(This guest post originally appeared at the author’s blog, Matrix)
The Wall Street bonus pool rose 17% and average bonus per person rose 25%.
Wall Street bonuses paid to New York City securities industry employees rose by 17 per cent to $20.3 billion in 2009, according to an estimate released today by State Comptroller Thomas P. DiNapoli. Total compensation at the largest securities firms grew even faster and industry profits could exceed an unprecedented $55 billion in 2009, nearly three times greater than the previous all-time record. In 2008, the industry lost a record $42.6 billion.
On the surface this sounds like there will be a big jolt to the NYC regional economy. The sector is an important economic engine, providing 25% of the income from 5% of the jobs. Every job lost on Wall Street causes the loss of 2.5 private sector jobs.
The higher growth in bonuses are bittersweet – while the average per person bonus was up because there was job loss in the sector. Arguably few jobs lost than forecast but it tempers the bonus impact on the real estate economy.

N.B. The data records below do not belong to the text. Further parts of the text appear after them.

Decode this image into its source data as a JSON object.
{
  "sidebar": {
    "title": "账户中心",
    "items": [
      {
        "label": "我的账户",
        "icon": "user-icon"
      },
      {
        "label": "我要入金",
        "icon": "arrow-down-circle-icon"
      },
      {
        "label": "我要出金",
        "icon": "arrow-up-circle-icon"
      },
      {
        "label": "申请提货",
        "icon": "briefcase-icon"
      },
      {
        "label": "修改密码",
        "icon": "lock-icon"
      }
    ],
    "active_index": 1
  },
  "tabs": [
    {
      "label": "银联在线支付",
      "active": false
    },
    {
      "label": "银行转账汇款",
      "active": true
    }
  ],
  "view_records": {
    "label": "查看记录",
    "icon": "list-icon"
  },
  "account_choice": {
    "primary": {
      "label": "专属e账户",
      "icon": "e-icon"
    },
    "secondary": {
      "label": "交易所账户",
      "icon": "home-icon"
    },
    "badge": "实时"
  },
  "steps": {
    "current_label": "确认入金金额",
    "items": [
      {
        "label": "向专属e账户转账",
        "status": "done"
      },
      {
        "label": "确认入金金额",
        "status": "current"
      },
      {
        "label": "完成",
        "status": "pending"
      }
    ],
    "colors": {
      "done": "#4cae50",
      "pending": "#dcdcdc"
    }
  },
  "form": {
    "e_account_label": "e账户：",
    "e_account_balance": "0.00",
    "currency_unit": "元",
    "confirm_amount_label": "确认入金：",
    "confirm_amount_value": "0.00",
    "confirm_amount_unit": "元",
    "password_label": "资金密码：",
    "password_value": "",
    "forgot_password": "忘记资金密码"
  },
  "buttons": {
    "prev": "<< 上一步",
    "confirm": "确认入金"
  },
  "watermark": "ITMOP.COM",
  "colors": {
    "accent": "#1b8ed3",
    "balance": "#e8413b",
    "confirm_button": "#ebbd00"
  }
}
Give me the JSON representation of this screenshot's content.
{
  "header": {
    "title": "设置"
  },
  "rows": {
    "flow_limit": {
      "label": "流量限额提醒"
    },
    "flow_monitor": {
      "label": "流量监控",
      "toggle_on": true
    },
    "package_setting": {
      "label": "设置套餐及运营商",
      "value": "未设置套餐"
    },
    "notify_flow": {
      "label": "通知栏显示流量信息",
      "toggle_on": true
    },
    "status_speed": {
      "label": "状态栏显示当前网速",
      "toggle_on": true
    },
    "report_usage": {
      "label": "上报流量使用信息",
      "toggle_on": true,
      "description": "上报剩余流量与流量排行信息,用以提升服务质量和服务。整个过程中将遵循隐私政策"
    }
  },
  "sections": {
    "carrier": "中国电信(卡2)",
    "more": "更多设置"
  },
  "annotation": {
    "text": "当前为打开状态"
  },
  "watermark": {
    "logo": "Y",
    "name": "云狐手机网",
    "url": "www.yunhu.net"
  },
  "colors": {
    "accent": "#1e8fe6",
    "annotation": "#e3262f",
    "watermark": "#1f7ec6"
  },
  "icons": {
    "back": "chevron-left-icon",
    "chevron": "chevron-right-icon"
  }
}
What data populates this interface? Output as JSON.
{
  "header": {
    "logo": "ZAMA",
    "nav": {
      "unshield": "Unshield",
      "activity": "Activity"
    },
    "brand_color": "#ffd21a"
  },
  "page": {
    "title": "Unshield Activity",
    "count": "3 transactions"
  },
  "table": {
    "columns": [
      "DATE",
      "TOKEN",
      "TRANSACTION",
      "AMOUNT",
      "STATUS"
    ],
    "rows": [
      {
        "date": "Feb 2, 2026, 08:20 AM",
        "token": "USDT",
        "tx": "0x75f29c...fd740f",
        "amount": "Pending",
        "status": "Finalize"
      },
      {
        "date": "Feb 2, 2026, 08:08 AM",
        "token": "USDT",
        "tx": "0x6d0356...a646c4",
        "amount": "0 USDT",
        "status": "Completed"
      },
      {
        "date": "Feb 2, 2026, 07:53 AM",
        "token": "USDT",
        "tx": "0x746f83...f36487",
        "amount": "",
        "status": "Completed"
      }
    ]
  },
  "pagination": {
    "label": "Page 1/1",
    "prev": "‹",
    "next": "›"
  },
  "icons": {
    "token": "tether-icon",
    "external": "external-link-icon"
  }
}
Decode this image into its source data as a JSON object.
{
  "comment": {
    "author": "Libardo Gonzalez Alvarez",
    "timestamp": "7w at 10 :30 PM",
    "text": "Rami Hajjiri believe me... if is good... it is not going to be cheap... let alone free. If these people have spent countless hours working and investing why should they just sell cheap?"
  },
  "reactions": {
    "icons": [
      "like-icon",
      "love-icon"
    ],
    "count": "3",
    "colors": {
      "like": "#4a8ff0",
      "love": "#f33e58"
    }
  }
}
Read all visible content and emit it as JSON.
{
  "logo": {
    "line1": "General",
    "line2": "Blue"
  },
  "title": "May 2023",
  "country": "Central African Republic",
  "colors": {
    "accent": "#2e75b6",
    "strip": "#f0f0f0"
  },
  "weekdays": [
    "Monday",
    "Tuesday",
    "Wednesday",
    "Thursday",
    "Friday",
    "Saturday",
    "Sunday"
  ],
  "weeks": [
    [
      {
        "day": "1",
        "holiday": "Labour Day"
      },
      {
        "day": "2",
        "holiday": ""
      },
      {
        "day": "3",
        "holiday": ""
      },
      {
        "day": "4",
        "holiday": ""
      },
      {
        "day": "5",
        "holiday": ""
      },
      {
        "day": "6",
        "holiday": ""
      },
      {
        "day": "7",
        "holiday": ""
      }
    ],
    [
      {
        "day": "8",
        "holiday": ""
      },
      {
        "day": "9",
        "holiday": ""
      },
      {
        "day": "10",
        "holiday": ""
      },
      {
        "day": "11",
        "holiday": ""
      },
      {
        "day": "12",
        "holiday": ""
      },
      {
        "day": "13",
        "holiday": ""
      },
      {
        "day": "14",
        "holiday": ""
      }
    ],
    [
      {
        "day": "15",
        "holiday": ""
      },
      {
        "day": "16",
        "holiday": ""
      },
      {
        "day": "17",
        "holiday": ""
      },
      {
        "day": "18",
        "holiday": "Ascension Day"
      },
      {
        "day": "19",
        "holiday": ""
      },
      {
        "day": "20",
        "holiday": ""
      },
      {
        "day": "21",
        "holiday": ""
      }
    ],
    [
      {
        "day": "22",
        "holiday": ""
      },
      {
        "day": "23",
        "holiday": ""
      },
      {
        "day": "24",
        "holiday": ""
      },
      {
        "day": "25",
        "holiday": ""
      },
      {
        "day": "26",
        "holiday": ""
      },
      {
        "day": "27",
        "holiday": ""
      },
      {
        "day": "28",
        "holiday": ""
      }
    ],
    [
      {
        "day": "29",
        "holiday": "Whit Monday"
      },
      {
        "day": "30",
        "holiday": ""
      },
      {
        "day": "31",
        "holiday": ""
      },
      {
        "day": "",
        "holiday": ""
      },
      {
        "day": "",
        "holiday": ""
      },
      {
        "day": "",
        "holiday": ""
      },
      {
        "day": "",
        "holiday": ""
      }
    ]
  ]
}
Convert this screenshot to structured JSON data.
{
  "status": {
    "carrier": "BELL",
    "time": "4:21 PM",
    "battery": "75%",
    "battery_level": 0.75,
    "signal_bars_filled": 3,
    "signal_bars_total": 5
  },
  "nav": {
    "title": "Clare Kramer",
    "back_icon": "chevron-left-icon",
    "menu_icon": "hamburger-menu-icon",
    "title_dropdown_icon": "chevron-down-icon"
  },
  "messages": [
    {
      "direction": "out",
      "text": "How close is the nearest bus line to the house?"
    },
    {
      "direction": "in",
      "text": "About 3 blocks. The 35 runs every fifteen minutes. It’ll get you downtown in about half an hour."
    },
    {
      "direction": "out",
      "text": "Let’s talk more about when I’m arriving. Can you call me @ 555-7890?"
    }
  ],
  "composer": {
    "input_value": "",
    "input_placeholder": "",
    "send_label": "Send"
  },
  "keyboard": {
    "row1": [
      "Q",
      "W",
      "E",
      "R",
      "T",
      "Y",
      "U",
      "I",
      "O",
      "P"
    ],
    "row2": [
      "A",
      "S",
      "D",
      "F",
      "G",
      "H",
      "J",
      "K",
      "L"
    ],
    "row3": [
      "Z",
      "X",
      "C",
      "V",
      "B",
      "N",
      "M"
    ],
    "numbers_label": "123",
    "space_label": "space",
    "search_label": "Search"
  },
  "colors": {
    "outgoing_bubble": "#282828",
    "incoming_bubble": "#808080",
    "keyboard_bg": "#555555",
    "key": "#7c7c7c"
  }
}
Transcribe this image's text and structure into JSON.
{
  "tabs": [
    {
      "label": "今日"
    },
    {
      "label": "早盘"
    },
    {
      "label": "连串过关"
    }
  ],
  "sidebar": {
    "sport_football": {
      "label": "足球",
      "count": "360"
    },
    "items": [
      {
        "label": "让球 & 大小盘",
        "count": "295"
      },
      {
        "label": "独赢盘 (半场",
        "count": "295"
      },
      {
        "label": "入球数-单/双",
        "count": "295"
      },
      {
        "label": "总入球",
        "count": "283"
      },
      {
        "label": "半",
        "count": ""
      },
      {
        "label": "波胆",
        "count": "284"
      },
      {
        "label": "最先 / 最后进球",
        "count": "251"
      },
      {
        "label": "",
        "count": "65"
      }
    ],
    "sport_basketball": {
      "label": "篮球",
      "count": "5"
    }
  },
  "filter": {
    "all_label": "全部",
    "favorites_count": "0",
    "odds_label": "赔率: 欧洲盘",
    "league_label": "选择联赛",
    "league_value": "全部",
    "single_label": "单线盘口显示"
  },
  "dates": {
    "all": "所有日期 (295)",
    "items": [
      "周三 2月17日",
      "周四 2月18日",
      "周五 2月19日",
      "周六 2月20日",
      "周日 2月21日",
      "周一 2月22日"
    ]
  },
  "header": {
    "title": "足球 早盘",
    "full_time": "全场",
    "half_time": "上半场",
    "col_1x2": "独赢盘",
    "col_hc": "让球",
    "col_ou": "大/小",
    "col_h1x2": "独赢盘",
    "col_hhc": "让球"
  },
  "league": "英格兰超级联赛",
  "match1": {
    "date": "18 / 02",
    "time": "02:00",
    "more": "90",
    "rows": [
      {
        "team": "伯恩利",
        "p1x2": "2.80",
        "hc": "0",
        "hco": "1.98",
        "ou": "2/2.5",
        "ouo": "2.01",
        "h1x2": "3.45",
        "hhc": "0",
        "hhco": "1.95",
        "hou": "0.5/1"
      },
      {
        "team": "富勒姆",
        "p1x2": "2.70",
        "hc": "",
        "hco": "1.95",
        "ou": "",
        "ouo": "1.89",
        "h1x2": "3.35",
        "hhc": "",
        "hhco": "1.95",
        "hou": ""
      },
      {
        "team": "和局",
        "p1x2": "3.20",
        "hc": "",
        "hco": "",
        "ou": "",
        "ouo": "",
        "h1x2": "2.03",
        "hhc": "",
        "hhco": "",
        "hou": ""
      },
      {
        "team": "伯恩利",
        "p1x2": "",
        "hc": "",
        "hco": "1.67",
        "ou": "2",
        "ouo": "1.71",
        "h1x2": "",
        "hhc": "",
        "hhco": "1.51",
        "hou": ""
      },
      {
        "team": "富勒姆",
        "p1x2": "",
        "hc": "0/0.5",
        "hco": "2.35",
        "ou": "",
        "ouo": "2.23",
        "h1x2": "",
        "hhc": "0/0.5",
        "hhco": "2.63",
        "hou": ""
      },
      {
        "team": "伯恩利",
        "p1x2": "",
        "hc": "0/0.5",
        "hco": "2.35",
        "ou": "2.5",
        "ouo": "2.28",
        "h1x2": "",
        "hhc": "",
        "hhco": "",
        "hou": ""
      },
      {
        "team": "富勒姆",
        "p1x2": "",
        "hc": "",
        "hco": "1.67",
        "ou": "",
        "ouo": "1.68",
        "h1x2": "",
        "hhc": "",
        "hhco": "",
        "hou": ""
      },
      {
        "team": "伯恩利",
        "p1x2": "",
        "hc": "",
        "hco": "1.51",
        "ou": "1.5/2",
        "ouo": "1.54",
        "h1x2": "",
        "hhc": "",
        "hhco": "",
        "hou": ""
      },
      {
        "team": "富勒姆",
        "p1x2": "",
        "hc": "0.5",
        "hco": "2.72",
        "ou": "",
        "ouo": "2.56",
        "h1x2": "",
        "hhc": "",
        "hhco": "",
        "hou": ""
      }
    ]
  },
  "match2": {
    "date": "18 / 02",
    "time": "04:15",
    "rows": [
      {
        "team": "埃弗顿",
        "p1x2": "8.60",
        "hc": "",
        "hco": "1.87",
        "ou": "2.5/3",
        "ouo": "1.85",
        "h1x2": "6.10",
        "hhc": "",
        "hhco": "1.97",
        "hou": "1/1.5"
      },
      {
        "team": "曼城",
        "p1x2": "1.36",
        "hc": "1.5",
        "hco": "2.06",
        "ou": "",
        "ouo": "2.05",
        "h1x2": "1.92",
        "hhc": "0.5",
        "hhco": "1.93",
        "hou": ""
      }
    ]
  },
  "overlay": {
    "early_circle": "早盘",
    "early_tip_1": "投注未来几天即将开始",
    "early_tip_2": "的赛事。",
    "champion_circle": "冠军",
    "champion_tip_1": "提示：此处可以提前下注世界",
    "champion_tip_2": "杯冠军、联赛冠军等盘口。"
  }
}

But bonuses are controversial especially when so many are struggling outside of Wall Street. President Obama fell prey to populist sentiment with his “Fat Cats on Wall Street” comments but now doesn’t “begrudge“ them (I’ve never been able to use begrudge in a sentence before).
Bonus income accounts for as much as 50% of total compensation for an individual.
But as John Mack, Morgan Stanley Chairman, has said
“I still don’t think the industry gets it,” Bloomberg reported the veteran banker as saying yesterday during an appearance in Charlotte, North Carolina (hat tip Huffington Post). “The issue is not structure, it is amount.”
My anecdotal feedback is that compensation seems to be about 70% restricted stock and 30% cash. And institutions like UBS are reportedly paying out half of the cash compensation now and half in 6 months.
That knocks the wind out of the “sales” (sorry) for a spring frenzy in the NYC housing market that has grown accustomed to a frenzy over the past decade. Still, it will help but I am sceptical about it helping above seasonal expectations, but who really knows.